Her voice throbbed with such intensity that for a moment the man on the other end of the line was silent. Then he spoke again, but this time there was an edge to his words.
"Something's changed," he said slowly. "You're not the woman you were yesterday, Julia."
"That's right, Donner." She fought to keep her tone even. "Yesterday you got the better of me. That won't ever happen again."
"But I still have the child. I'd say the odds were definitely in my favor, wouldn't you?" She heard him exhale impatiently. "Let's cut to the chase, Julia. I guess you'v
e finally figured out what this is all about, haven't you?"
"Two down and two to go. You lost the four members of your family years ago, and now you want revenge. Paul's dead. Sheila's dead, so that leaves Cord and me." Her voice hardened. "And Lizbet is Steven, who was taken away from you. But I'm not agreeing to any deal that includes her, Donner."

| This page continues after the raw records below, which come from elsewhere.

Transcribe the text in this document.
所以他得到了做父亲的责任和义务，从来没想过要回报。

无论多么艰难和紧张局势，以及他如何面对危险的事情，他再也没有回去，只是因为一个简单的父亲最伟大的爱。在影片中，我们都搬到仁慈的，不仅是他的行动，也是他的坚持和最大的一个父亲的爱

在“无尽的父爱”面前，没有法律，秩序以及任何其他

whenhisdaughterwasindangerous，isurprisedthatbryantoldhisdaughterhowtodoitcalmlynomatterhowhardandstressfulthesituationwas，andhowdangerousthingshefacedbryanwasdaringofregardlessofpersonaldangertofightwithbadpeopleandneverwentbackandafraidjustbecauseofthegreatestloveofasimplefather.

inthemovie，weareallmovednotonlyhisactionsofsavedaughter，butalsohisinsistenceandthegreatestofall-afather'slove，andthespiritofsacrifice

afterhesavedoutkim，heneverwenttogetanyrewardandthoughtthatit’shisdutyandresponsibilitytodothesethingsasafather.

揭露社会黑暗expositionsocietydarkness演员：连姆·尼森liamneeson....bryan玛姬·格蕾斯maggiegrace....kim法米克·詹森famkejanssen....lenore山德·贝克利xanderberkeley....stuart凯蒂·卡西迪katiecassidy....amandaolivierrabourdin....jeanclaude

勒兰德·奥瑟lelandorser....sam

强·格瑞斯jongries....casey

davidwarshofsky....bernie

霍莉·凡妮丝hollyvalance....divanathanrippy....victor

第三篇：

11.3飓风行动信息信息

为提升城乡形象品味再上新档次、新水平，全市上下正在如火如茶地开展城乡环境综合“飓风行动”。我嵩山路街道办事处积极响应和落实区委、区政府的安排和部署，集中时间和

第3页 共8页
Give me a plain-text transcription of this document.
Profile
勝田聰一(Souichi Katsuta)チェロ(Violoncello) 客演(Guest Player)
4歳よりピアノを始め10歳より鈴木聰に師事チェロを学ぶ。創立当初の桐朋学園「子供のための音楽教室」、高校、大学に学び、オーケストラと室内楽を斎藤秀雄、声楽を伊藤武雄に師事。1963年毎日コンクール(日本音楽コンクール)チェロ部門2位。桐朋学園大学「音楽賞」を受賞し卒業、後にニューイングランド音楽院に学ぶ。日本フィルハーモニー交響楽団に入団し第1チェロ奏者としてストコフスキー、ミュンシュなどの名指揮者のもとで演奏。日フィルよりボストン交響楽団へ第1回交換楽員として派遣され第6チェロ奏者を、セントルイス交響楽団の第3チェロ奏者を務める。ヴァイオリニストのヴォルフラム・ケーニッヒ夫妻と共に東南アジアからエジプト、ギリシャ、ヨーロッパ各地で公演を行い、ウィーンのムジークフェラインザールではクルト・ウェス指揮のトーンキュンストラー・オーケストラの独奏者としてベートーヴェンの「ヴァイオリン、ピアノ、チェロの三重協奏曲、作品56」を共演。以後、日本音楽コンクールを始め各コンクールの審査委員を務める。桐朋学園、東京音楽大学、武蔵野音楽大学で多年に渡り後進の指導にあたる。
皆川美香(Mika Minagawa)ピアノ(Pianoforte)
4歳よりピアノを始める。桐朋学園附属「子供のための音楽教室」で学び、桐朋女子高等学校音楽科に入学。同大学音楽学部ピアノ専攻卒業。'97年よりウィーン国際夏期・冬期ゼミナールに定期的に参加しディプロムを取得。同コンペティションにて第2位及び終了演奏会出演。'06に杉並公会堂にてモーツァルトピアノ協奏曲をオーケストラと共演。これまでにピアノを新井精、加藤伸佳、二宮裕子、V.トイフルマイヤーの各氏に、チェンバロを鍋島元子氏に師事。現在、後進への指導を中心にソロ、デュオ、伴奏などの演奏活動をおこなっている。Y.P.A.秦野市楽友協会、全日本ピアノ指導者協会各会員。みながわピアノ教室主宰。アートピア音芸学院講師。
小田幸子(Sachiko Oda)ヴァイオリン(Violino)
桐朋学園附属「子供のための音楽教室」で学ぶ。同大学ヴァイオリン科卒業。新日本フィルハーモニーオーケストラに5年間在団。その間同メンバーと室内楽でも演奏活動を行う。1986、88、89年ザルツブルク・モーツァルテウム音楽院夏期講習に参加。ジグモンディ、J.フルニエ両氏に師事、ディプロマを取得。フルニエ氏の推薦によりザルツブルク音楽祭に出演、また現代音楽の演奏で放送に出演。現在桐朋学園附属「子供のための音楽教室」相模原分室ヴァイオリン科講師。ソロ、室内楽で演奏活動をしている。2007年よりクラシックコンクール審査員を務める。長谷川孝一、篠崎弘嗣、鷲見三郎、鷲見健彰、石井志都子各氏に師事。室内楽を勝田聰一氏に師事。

"I'm willing to lower my terms." The light voice took on a note of reasonableness. "It's Hunter I want. He was the driving force behind what happened to my people. The child is proving to be more of a liability than I'd figured on—God, every time I turn on the damn television I see a bad photo of myself staring out of the screen. I'll let you take her if you give me Hunter."
Julia's mind raced, and then she spoke, choosing her words with care. "Are you absolutely sure?"
"Of course I'm—" Donner broke off in mid-sentence, and she heard his indrawn breath. "He's with you now?"
"That's right."
"And you're offering yourself in his place." It wasn't a question, and for once she was grateful for the man's acuity.
"Losing you would be worse than losing his life," he continued slowly. "You see, I know all about the two of you and the way he's always loved you—it's the stuff legends are made of, isn't it?"
"Yes. But it cuts both ways, Donner," Julia said guardedly. "I understand. Well, of course I don't understand that kind of selflessness, but I get what you're telling me—you'll trade your life for his and the child's. Call me a sentimental fool, but I accept." He gave a laugh of genuine amusement, and she closed her eyes in relief.
"Where do we meet you for the handover?" she asked, hoping he couldn't hear the tremor in her voice.
"You know what? Just because of all the trouble you two put me through last night, I'm going to let you sweat that one out yourselves. You've got two hours, Julia. Lizbet and I will be waiting for you."